Hep hayata dair yazıyorum. Özünde insanları en çok rahatsız eden şeydir hayat. Çoğumuz hayatı unutarak, farkında olmadan yaşamayı tercih ederiz. Tıpkı zamanı unuttuğumuz gibi. Sanki derin bir travma sonucu hafızamızı yitirmiş gibiyiz.

Oysa hayatı unutan insan yarım değil, artık tam bir ölüdür. O bir milyon yıllık bir fosilden, Kapadokya’da Karanlık Kilise’de bin yıldır yalnızlıklarını dinlendiren ölülerden daha fazla ölüdür. Mezardaki ölüler ayağa kalkar da, hayatı ve zamanı unutan insan, bir daha ayaklarının üzerinde doğrulamaz.

Jean Paul Sartre, “Cehennem, başkalarıdır.” der. Gerçekte çoğumuzun hayatının direksiyonu başkalarının elindedir.
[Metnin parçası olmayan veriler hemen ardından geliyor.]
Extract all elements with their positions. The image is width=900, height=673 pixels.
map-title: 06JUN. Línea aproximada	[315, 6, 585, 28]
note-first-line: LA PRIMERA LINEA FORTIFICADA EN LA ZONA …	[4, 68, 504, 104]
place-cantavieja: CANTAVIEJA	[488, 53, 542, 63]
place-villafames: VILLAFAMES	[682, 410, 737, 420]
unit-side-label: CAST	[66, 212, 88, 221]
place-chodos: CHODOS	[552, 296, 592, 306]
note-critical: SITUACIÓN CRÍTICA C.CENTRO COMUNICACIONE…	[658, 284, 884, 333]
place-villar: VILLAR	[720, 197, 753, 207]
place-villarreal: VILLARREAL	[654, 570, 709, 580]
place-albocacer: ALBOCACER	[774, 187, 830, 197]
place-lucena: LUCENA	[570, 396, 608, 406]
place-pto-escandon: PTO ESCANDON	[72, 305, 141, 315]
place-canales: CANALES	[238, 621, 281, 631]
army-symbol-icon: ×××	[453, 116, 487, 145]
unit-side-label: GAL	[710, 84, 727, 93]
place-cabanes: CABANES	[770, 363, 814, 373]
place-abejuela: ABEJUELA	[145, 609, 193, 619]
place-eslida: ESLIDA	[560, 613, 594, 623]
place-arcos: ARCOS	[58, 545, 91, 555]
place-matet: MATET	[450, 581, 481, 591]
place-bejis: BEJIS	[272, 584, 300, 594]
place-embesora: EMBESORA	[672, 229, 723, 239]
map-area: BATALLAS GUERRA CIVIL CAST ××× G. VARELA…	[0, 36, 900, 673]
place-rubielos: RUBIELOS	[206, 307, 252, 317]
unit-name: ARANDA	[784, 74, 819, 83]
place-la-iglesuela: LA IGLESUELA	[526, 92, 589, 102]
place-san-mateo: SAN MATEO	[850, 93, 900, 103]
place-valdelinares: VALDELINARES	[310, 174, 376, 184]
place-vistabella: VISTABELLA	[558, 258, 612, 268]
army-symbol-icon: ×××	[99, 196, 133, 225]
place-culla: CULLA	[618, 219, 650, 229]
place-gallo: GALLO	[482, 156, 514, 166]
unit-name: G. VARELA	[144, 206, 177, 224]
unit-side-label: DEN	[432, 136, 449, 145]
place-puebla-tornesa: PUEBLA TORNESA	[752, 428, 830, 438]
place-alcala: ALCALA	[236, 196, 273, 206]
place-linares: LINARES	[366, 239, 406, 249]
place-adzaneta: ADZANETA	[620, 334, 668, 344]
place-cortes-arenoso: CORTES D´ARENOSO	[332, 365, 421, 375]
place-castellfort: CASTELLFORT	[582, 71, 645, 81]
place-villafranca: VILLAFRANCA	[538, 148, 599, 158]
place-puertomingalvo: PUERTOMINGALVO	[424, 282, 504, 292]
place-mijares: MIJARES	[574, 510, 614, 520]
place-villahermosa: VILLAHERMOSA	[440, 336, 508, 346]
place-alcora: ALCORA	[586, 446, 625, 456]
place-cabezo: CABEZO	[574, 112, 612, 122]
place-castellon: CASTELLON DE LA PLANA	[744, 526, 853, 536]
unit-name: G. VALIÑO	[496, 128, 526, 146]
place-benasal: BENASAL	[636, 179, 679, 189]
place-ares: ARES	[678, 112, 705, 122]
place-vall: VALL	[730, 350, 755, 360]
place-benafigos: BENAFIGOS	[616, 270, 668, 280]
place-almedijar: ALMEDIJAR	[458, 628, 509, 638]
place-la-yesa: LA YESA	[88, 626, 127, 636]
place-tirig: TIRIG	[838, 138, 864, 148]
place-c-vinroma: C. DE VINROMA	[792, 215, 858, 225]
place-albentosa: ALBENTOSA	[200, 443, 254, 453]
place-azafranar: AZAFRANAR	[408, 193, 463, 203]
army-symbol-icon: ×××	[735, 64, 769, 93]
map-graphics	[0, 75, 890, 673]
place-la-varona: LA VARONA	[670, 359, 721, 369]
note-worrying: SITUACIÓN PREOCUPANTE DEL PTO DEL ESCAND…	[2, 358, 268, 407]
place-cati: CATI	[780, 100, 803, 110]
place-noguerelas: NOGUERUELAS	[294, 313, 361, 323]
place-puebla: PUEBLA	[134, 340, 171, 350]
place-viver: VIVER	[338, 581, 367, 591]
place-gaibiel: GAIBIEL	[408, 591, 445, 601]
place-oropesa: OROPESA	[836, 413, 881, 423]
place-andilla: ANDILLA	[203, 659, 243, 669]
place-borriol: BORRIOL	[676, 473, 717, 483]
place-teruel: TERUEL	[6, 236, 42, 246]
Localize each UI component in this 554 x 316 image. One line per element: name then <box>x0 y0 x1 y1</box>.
Yapacaklarımızı ve yapamayacaklarımızı biz değil, çevremizdeki insanlar belirler.

Görünmez duvarlar örerler, bu insanlar önümüze. Bu nedenle, hayatımız boyunca istediklerimizi yapamaz, istemediklerimizi yaparız. Bir şey yapacağımızda önce düşünür, çevremizdeki insanların tepkisini ölçmeye çalışırız. Çevremiz istediği için evlenir, onlar istediği için çocuk yaparız. Böylece çoğunlukla yapacaklarımızı gerçekleştiremeyiz. Bu nedenle hayatımız bir pişmanlıklar manzumesidir. Böyle yaparak, aslında kendi cehennemimize odun taşırız.
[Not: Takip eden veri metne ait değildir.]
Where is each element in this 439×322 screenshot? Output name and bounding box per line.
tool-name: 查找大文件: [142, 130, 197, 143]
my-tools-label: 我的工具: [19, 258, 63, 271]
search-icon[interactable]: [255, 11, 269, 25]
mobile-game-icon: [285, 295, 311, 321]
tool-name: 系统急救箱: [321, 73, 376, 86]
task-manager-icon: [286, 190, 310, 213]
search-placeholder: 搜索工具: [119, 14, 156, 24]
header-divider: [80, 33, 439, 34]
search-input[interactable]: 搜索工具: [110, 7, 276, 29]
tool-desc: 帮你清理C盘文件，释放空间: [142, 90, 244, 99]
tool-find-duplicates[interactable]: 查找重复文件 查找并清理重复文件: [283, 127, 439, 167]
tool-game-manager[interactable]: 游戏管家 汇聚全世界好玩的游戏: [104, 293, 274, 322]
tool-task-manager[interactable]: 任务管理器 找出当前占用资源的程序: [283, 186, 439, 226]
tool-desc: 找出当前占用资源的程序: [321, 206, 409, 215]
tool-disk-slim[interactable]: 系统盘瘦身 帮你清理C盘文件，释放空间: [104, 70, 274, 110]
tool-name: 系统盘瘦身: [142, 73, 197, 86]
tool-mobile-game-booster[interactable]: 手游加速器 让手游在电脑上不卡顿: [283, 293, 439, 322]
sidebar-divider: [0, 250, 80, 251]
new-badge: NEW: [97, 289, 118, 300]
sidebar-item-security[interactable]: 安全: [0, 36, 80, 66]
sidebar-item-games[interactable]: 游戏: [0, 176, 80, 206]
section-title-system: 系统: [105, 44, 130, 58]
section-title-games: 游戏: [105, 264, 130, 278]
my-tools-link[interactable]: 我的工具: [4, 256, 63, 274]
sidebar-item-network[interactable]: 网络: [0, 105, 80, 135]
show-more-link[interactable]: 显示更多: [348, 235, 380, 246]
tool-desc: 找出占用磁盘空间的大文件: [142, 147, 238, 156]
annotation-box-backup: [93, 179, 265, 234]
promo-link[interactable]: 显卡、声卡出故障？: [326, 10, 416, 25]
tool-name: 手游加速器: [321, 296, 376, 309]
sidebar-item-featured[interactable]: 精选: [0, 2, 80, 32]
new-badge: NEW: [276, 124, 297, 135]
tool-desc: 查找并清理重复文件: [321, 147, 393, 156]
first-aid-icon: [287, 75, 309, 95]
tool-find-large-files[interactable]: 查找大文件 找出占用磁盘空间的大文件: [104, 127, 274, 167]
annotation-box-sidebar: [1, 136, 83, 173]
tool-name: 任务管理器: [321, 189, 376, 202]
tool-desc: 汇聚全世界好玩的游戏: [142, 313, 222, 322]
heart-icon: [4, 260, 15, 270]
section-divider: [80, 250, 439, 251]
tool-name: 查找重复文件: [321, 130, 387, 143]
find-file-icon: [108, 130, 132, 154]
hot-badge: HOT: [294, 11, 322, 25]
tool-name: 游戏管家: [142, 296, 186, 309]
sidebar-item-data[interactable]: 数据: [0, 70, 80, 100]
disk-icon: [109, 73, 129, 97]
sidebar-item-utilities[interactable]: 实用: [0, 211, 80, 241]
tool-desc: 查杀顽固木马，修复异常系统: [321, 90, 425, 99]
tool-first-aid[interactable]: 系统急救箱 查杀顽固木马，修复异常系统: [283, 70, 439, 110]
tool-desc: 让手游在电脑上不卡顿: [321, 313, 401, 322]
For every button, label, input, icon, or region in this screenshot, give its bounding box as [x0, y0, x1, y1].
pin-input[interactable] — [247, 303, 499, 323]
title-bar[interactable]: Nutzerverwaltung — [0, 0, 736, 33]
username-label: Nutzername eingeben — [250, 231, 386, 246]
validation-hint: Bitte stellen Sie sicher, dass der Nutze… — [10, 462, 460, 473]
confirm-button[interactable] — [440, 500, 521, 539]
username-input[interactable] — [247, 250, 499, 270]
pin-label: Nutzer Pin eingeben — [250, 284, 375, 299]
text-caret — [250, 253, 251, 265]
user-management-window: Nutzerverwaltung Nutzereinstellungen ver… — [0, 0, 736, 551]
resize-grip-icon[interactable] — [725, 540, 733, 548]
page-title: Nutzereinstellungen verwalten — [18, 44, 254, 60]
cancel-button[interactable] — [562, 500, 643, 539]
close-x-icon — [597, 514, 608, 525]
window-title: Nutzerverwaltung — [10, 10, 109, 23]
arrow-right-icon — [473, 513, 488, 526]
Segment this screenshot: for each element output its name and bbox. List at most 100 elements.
Hep bir şeylerden şikayet ederiz. Herhangi kötü bir duruma düşsek bu durumun felsefesini yapmaya başlarız: Çevrenin, yetişme koşullarının, içinde yaşanılan toplumun, sistemin etkisi bizi bu duruma düşürmüştür. Özünde, bizim bir sorumluluğumuz yoktur. Böylece, içinde bulunduğumuz olumsuz koşulların kötü etkilerinden sıyrılmayı deneriz.
Bütün bu saydığımız koşulların içinde bulunduğumuz duruma elbette katkısı vardır. Ama bireyin kendi sorumluluğunu da atlamamak gerekir. Böyle yaparak kişi, yine kendi sorumluluğundan kurtulmak ister. Oysa hayatı yorumlamak için kavramlar, her zaman tek başına yeterli değildir. Sadece kavramlarla, hayatın realitesini ve derinliğini buluşturmak olası değildir. Hayatı açıklayabilmek için, Dostoyevski’nin belirttiği gibi insan doğasını da kavramak, hayatın özünü yakalamak gerekir.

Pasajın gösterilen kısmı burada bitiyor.